The department of telecommunications and postal services (DTPS) minister, Dr. Siyabonga Cwele has said that he will take legal action against the Independent Communications Authority of South Africa (Icasa) over its decision to auction off spectrum.

Earlier this month, Icasa invited companies to apply for licenses to the spectrum in the 700MHz, 800MHz and 2 600MHz bands. The spectrum had a minimum bidding price of R3bn and is meant to deliver high-speed wireless broadband to urban and rural areas.

According to the DTPS, Dr. Cwele has met with Icasa twice since the announcement and no amicable solution had been reached. “Icasa was furthermore not prepared to subject itself to the intergovernmental cooperation governance procedures,” the DTPS said in a statement.

Benefit all the people

The decision to take Icasa to court is not simply government muscle flexing.
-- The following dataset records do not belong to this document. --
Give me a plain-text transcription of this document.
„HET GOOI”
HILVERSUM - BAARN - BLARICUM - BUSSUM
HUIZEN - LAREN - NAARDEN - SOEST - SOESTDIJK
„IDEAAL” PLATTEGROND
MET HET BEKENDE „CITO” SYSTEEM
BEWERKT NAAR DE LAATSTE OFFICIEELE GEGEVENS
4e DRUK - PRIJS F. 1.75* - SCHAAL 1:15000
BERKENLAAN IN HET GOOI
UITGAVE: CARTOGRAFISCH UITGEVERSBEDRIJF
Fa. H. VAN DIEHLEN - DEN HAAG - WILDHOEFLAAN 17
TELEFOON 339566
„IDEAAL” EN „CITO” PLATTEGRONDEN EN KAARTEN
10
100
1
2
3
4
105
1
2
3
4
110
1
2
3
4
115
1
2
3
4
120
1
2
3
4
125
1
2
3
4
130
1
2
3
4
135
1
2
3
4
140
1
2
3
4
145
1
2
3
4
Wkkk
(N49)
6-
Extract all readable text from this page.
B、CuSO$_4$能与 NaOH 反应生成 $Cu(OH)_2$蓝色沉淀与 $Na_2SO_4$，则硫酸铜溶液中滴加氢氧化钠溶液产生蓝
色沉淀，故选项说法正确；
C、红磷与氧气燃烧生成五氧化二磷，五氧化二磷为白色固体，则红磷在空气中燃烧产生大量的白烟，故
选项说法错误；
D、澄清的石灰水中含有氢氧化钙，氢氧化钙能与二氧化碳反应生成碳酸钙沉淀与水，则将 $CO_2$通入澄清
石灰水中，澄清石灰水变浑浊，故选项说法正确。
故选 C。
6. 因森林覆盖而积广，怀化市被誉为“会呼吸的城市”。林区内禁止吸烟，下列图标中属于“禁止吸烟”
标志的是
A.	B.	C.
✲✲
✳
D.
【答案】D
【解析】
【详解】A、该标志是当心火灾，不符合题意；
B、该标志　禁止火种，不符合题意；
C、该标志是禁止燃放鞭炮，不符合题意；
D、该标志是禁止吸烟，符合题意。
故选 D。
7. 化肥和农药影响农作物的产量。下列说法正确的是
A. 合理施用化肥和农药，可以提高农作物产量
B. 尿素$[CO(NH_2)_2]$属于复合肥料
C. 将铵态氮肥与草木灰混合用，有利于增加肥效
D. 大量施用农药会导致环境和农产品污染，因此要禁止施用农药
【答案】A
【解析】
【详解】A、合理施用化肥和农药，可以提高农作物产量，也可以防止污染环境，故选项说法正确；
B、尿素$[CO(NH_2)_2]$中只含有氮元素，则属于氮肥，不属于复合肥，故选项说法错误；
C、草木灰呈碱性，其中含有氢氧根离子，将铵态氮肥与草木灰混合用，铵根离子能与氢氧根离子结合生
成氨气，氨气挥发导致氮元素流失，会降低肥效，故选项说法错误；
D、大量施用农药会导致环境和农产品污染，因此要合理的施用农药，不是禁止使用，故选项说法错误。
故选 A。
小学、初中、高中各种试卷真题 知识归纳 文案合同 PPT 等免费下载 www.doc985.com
The spectrum would go a long a way to speeding along projects such SA Connect, so the correct procedures must be followed.

Advert

“The position of Government is that it is the custodian of spectrum which is a national and public resource and whose utilisation must benefit all the people of South Africa,” said the DTPS.

Despite the government being in the process of compiling a policy surrounding spectrum, this process is ongoing and there is no concrete policy as yet.

“The Minister is concerned that Icasa’s invitation to apply for the auctioning of the spectrum was issued without consultation and prior notification to Government as the policy maker,” the DTPS statement said.

The department goes on to say that Dr. Cwele is challenging Icasa to protect the companies who may wish to bid for the spectrum. The minister does not want companies to hand over a large sum of money for spectrum it may not really own in the eyes of the law.

We understand that this stalls the process of connecting every South African citizen to the internet, but if the department is too be believed, this all could have been avoided if the correct procedures had been followed.